I call this a tough proposition, because it’s a stock depiction of the rich vs. poor scenario to begin with, and it’s almost begging to slide into easy sentimentality. But no – the author pulled this one off by making that boy gather up his earnings, march into that store, and buy his own cap, the consequences be damned – just to feel, for one quivering moment, the satisfying fullness of his ambition. (And here I can just hear the schoolmarms saying, "But that’s totally irresponsible!" Indeed it is, but it feels truer and more honest than any other conclusion, and is something from which more complex lessons, if you must, can be drawn.)

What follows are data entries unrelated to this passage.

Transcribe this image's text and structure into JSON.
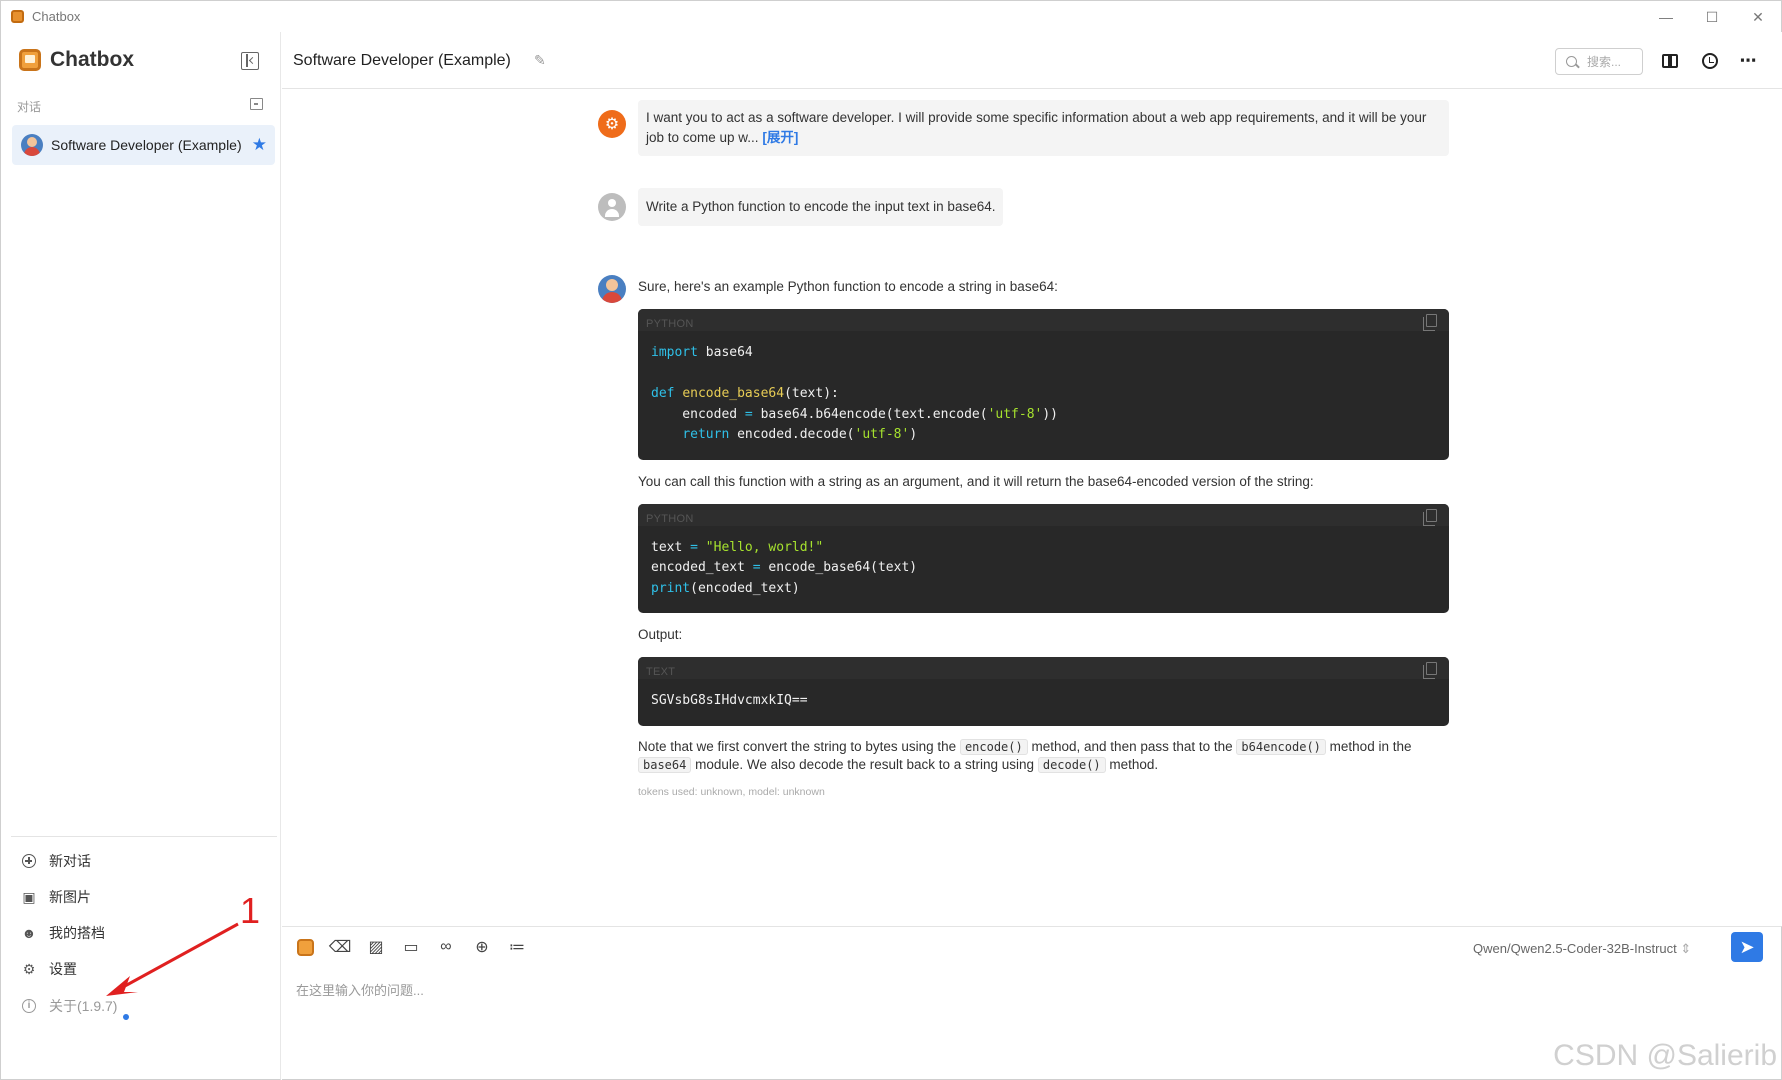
{
  "window": {
    "title": "Chatbox",
    "controls": [
      "minimize-icon",
      "maximize-icon",
      "close-icon"
    ]
  },
  "sidebar": {
    "brand": "Chatbox",
    "section_label": "对话",
    "conversation": {
      "title": "Software Developer (Example)",
      "starred": true
    },
    "menu": [
      {
        "label": "新对话",
        "icon": "circle-plus-icon"
      },
      {
        "label": "新图片",
        "icon": "image-plus-icon"
      },
      {
        "label": "我的搭档",
        "icon": "robot-icon"
      },
      {
        "label": "设置",
        "icon": "gear-icon"
      },
      {
        "label": "关于(1.9.7)",
        "icon": "info-icon",
        "has_update_dot": true
      }
    ]
  },
  "annotation": {
    "number": "1",
    "color": "#e02020"
  },
  "header": {
    "title": "Software Developer (Example)",
    "search_placeholder": "搜索..."
  },
  "messages": {
    "system": {
      "text": "I want you to act as a software developer. I will provide some specific information about a web app requirements, and it will be your job to come up w...",
      "expand_label": "[展开]"
    },
    "user": {
      "text": "Write a Python function to encode the input text in base64."
    },
    "assistant": {
      "intro": "Sure, here's an example Python function to encode a string in base64:",
      "code1_lang": "PYTHON",
      "call_text": "You can call this function with a string as an argument, and it will return the base64-encoded version of the string:",
      "code2_lang": "PYTHON",
      "output_label": "Output:",
      "code3_lang": "TEXT",
      "code3_content": "SGVsbG8sIHdvcmxkIQ==",
      "note_parts": {
        "p1": "Note that we first convert the string to bytes using the",
        "c1": "encode()",
        "p2": "method, and then pass that to the",
        "c2": "b64encode()",
        "p3": "method in the",
        "c3": "base64",
        "p4": "module. We also decode the result back to a string using",
        "c4": "decode()",
        "p5": "method."
      },
      "tokens": "tokens used: unknown, model: unknown"
    }
  },
  "input": {
    "placeholder": "在这里输入你的问题...",
    "model": "Qwen/Qwen2.5-Coder-32B-Instruct",
    "tools": [
      "chatbox-logo-icon",
      "eraser-icon",
      "image-icon",
      "folder-icon",
      "link-icon",
      "globe-icon",
      "sliders-icon"
    ]
  },
  "watermark": "CSDN @Salierib",
  "colors": {
    "accent": "#2f7ae5",
    "system_avatar": "#ef6c1a",
    "code_bg": "#282828"
  }
}
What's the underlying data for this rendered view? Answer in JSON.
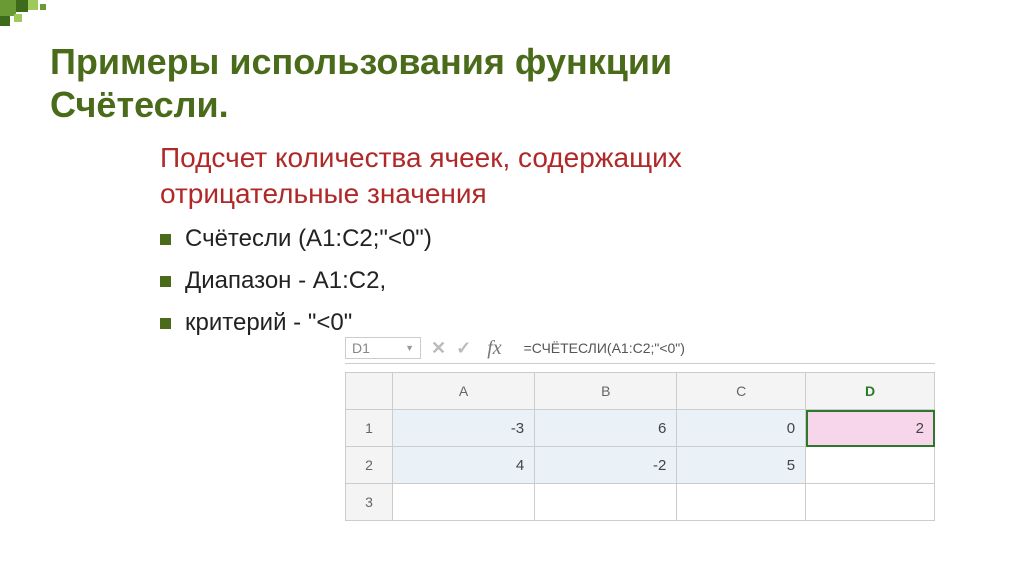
{
  "title_line1": "Примеры использования функции",
  "title_line2": "Счётесли.",
  "subtitle_line1": "Подсчет количества ячеек, содержащих",
  "subtitle_line2": "отрицательные значения",
  "bullets": [
    "Счётесли (A1:С2;\"<0\")",
    "Диапазон - А1:С2,",
    "критерий - \"<0\""
  ],
  "excel": {
    "namebox": "D1",
    "formula": "=СЧЁТЕСЛИ(A1:C2;\"<0\")",
    "columns": [
      "A",
      "B",
      "C",
      "D"
    ],
    "rows": [
      "1",
      "2",
      "3"
    ]
  },
  "chart_data": {
    "type": "table",
    "columns": [
      "A",
      "B",
      "C",
      "D"
    ],
    "rows": [
      {
        "A": -3,
        "B": 6,
        "C": 0,
        "D": 2
      },
      {
        "A": 4,
        "B": -2,
        "C": 5,
        "D": ""
      },
      {
        "A": "",
        "B": "",
        "C": "",
        "D": ""
      }
    ],
    "selected_range": "A1:C2",
    "active_cell": "D1",
    "formula": "=СЧЁТЕСЛИ(A1:C2;\"<0\")"
  },
  "deco_colors": {
    "dark": "#3e6b1a",
    "mid": "#6a9a33",
    "light": "#9fc95a"
  }
}
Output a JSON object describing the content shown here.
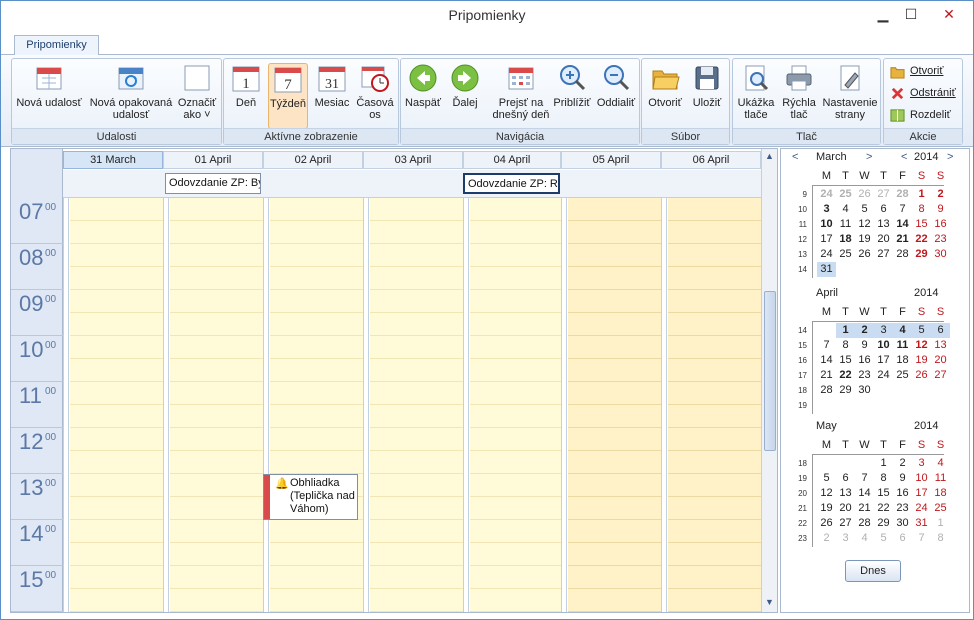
{
  "window": {
    "title": "Pripomienky",
    "minimize": "▁",
    "maximize": "☐",
    "close": "✕",
    "close_color": "#c0171d"
  },
  "tab": {
    "label": "Pripomienky"
  },
  "ribbon": {
    "groups": [
      {
        "label": "Udalosti"
      },
      {
        "label": "Aktívne zobrazenie"
      },
      {
        "label": "Navigácia"
      },
      {
        "label": "Súbor"
      },
      {
        "label": "Tlač"
      },
      {
        "label": "Akcie"
      }
    ],
    "buttons": {
      "nova_udalost": "Nová udalosť",
      "nova_opakovana_1": "Nová opakovaná",
      "nova_opakovana_2": "udalosť",
      "oznacit_1": "Označiť",
      "oznacit_2": "ako ˅",
      "den": "Deň",
      "den_icon": "1",
      "tyzden": "Týždeň",
      "tyzden_icon": "7",
      "mesiac": "Mesiac",
      "mesiac_icon": "31",
      "casova_1": "Časová",
      "casova_2": "os",
      "naspat": "Naspäť",
      "dalej": "Ďalej",
      "prejst_1": "Prejsť na",
      "prejst_2": "dnešný deň",
      "priblizit": "Priblížiť",
      "oddialit": "Oddialiť",
      "otvorit_file": "Otvoriť",
      "ulozit": "Uložiť",
      "ukazka_1": "Ukážka",
      "ukazka_2": "tlače",
      "rychla_1": "Rýchla",
      "rychla_2": "tlač",
      "nastavenie_1": "Nastavenie",
      "nastavenie_2": "strany",
      "otvorit_action": "Otvoriť",
      "odstranit": "Odstrániť",
      "rozdelit": "Rozdeliť"
    }
  },
  "calendar": {
    "days": [
      "31 March",
      "01 April",
      "02 April",
      "03 April",
      "04 April",
      "05 April",
      "06 April"
    ],
    "hours": [
      {
        "h": "07",
        "m": "00"
      },
      {
        "h": "08",
        "m": "00"
      },
      {
        "h": "09",
        "m": "00"
      },
      {
        "h": "10",
        "m": "00"
      },
      {
        "h": "11",
        "m": "00"
      },
      {
        "h": "12",
        "m": "00"
      },
      {
        "h": "13",
        "m": "00"
      },
      {
        "h": "14",
        "m": "00"
      },
      {
        "h": "15",
        "m": "00"
      }
    ],
    "allday_events": [
      "Odovzdanie ZP: By",
      "Odovzdanie ZP: Ro"
    ],
    "appointment": {
      "line1": "Obhliadka",
      "line2": "(Teplička nad",
      "line3": "Váhom)",
      "icon": "bell-icon",
      "color": "#d94a4a"
    }
  },
  "mini_calendars": [
    {
      "month": "March",
      "year": "2014",
      "nav_prev": "<",
      "nav_next": ">",
      "weekdays": [
        "M",
        "T",
        "W",
        "T",
        "F",
        "S",
        "S"
      ],
      "weeks": [
        {
          "n": "9",
          "d": [
            [
              "24",
              "grey bold"
            ],
            [
              "25",
              "grey bold"
            ],
            [
              "26",
              "grey"
            ],
            [
              "27",
              "grey"
            ],
            [
              "28",
              "grey bold"
            ],
            [
              "1",
              "red bold"
            ],
            [
              "2",
              "red bold"
            ]
          ]
        },
        {
          "n": "10",
          "d": [
            [
              "3",
              "bold"
            ],
            [
              "4",
              ""
            ],
            [
              "5",
              ""
            ],
            [
              "6",
              ""
            ],
            [
              "7",
              ""
            ],
            [
              "8",
              "red"
            ],
            [
              "9",
              "red"
            ]
          ]
        },
        {
          "n": "11",
          "d": [
            [
              "10",
              "bold"
            ],
            [
              "11",
              ""
            ],
            [
              "12",
              ""
            ],
            [
              "13",
              ""
            ],
            [
              "14",
              "bold"
            ],
            [
              "15",
              "red"
            ],
            [
              "16",
              "red"
            ]
          ]
        },
        {
          "n": "12",
          "d": [
            [
              "17",
              ""
            ],
            [
              "18",
              "bold"
            ],
            [
              "19",
              ""
            ],
            [
              "20",
              ""
            ],
            [
              "21",
              "bold"
            ],
            [
              "22",
              "red bold"
            ],
            [
              "23",
              "red"
            ]
          ]
        },
        {
          "n": "13",
          "d": [
            [
              "24",
              ""
            ],
            [
              "25",
              ""
            ],
            [
              "26",
              ""
            ],
            [
              "27",
              ""
            ],
            [
              "28",
              ""
            ],
            [
              "29",
              "red bold"
            ],
            [
              "30",
              "red"
            ]
          ]
        },
        {
          "n": "14",
          "d": [
            [
              "31",
              "hl"
            ]
          ]
        }
      ]
    },
    {
      "month": "April",
      "year": "2014",
      "weekdays": [
        "M",
        "T",
        "W",
        "T",
        "F",
        "S",
        "S"
      ],
      "weeks": [
        {
          "n": "14",
          "d": [
            [
              "",
              ""
            ],
            [
              "1",
              "bold hl"
            ],
            [
              "2",
              "bold hl"
            ],
            [
              "3",
              "hl"
            ],
            [
              "4",
              "bold hl"
            ],
            [
              "5",
              "hl"
            ],
            [
              "6",
              "hl"
            ]
          ]
        },
        {
          "n": "15",
          "d": [
            [
              "7",
              ""
            ],
            [
              "8",
              ""
            ],
            [
              "9",
              ""
            ],
            [
              "10",
              "bold"
            ],
            [
              "11",
              "bold"
            ],
            [
              "12",
              "red bold"
            ],
            [
              "13",
              "red"
            ]
          ]
        },
        {
          "n": "16",
          "d": [
            [
              "14",
              ""
            ],
            [
              "15",
              ""
            ],
            [
              "16",
              ""
            ],
            [
              "17",
              ""
            ],
            [
              "18",
              ""
            ],
            [
              "19",
              "red"
            ],
            [
              "20",
              "red"
            ]
          ]
        },
        {
          "n": "17",
          "d": [
            [
              "21",
              ""
            ],
            [
              "22",
              "bold"
            ],
            [
              "23",
              ""
            ],
            [
              "24",
              ""
            ],
            [
              "25",
              ""
            ],
            [
              "26",
              "red"
            ],
            [
              "27",
              "red"
            ]
          ]
        },
        {
          "n": "18",
          "d": [
            [
              "28",
              ""
            ],
            [
              "29",
              ""
            ],
            [
              "30",
              ""
            ]
          ]
        },
        {
          "n": "19",
          "d": []
        }
      ]
    },
    {
      "month": "May",
      "year": "2014",
      "weekdays": [
        "M",
        "T",
        "W",
        "T",
        "F",
        "S",
        "S"
      ],
      "weeks": [
        {
          "n": "18",
          "d": [
            [
              "",
              ""
            ],
            [
              "",
              ""
            ],
            [
              "",
              ""
            ],
            [
              "1",
              ""
            ],
            [
              "2",
              ""
            ],
            [
              "3",
              "red"
            ],
            [
              "4",
              "red"
            ]
          ]
        },
        {
          "n": "19",
          "d": [
            [
              "5",
              ""
            ],
            [
              "6",
              ""
            ],
            [
              "7",
              ""
            ],
            [
              "8",
              ""
            ],
            [
              "9",
              ""
            ],
            [
              "10",
              "red"
            ],
            [
              "11",
              "red"
            ]
          ]
        },
        {
          "n": "20",
          "d": [
            [
              "12",
              ""
            ],
            [
              "13",
              ""
            ],
            [
              "14",
              ""
            ],
            [
              "15",
              ""
            ],
            [
              "16",
              ""
            ],
            [
              "17",
              "red"
            ],
            [
              "18",
              "red"
            ]
          ]
        },
        {
          "n": "21",
          "d": [
            [
              "19",
              ""
            ],
            [
              "20",
              ""
            ],
            [
              "21",
              ""
            ],
            [
              "22",
              ""
            ],
            [
              "23",
              ""
            ],
            [
              "24",
              "red"
            ],
            [
              "25",
              "red"
            ]
          ]
        },
        {
          "n": "22",
          "d": [
            [
              "26",
              ""
            ],
            [
              "27",
              ""
            ],
            [
              "28",
              ""
            ],
            [
              "29",
              ""
            ],
            [
              "30",
              ""
            ],
            [
              "31",
              "red"
            ],
            [
              "1",
              "grey"
            ]
          ]
        },
        {
          "n": "23",
          "d": [
            [
              "2",
              "grey"
            ],
            [
              "3",
              "grey"
            ],
            [
              "4",
              "grey"
            ],
            [
              "5",
              "grey"
            ],
            [
              "6",
              "grey"
            ],
            [
              "7",
              "grey"
            ],
            [
              "8",
              "grey"
            ]
          ]
        }
      ]
    }
  ],
  "today_button": "Dnes"
}
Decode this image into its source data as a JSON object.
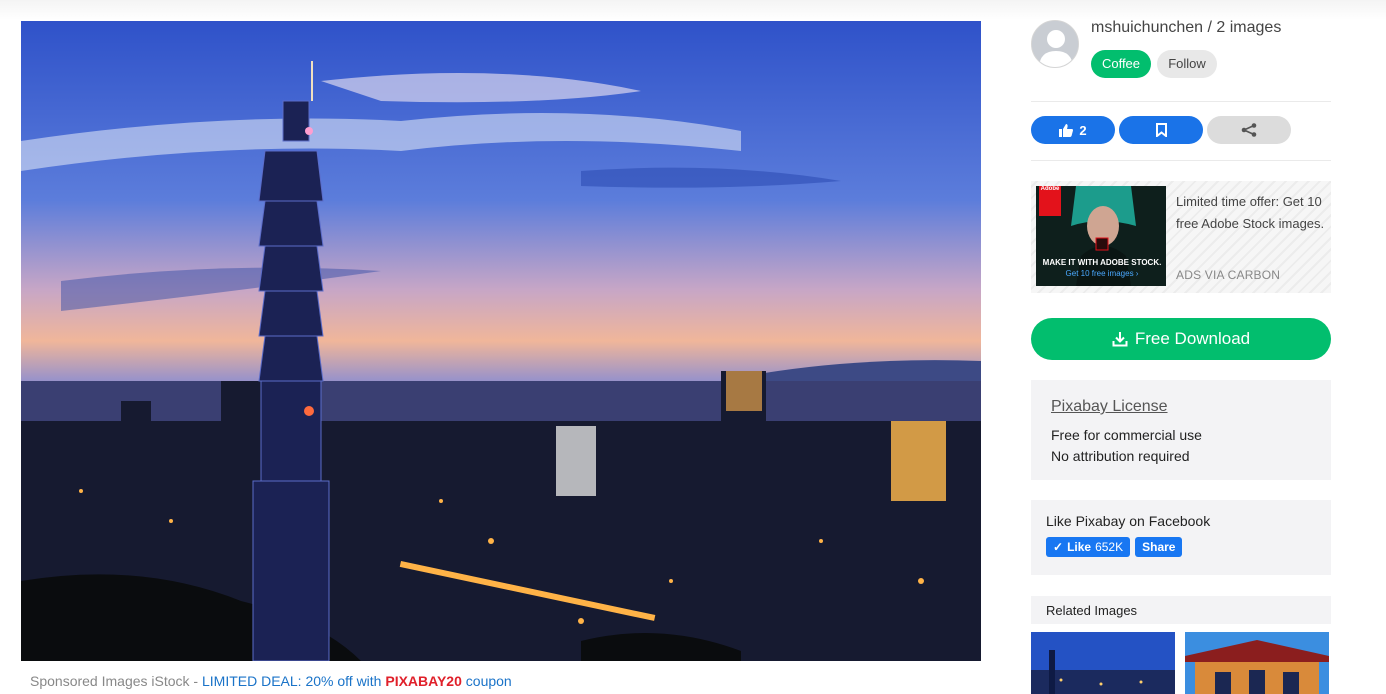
{
  "photo": {
    "alt": "Taipei 101 skyline at dusk"
  },
  "sponsor": {
    "prefix": "Sponsored Images iStock - ",
    "deal": "LIMITED DEAL: 20% off with ",
    "code": "PIXABAY20",
    "suffix": " coupon"
  },
  "author": {
    "line": "mshuichunchen / 2 images",
    "coffee_label": "Coffee",
    "follow_label": "Follow"
  },
  "actions": {
    "like_count": "2"
  },
  "ad": {
    "logo_text": "Adobe",
    "tagline": "MAKE IT WITH ADOBE STOCK.",
    "sub": "Get 10 free images ›",
    "text": "Limited time offer: Get 10 free Adobe Stock images.",
    "via": "ADS VIA CARBON"
  },
  "download": {
    "label": "Free Download"
  },
  "license": {
    "title": "Pixabay License",
    "line1": "Free for commercial use",
    "line2": "No attribution required"
  },
  "facebook": {
    "title": "Like Pixabay on Facebook",
    "like_label": "Like",
    "like_count": "652K",
    "share_label": "Share"
  },
  "related": {
    "title": "Related Images"
  },
  "colors": {
    "green": "#02be6e",
    "blue": "#1a73e8",
    "facebook": "#1877f2",
    "deal_red": "#e0202a"
  }
}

For surprising twists that are at once breathtakingly clever and yet psychologically inevitable, nothing in my book beats J. D. Salinger’s "Pretty Mouth and Green My Eyes" (from his seminal "Nine Stories" collection, a must-read for any aspiring writer). The story employs just three characters, one bed, and a telephone. An older man and a young woman are in bed; the phone rings and it’s the man’s friend, looking for his wife, whom he suspects of cheating on him with someone he doesn’t know, "some bastard in the kitchen." The story’s first surprise comes from our realization that it’s his wife in that bed with the older friend he’s called – the fellow who keeps telling him not to worry, she’ll be home soon, she might’ve just taken a walk. The caller, of course, has no way of knowing the real score, and allows himself to be persuaded and pacified by the brazen lie.

Newer or lesser writers would have quit at this point to count their winnings – wasn’t that ironic enough? – but Salinger goes on to show why he’s a master not only of the short story form but also of the way people think. After a brief and disquieting break, the phone rings again, and it’s the same man, announcing to his friend that, yes, he was right, there was nothing to worry about, his wife had just come in the door, wasn’t she wonderful, and all was well with the world, so sorry for the bother. So he thinks he’s salvaged his injured pride, but the awful truth is right there on the bed beside his friend – his wife hadn’t budged at all from her spot.

Sometimes the best surprises are the most natural ones, but they’re also the hardest to find.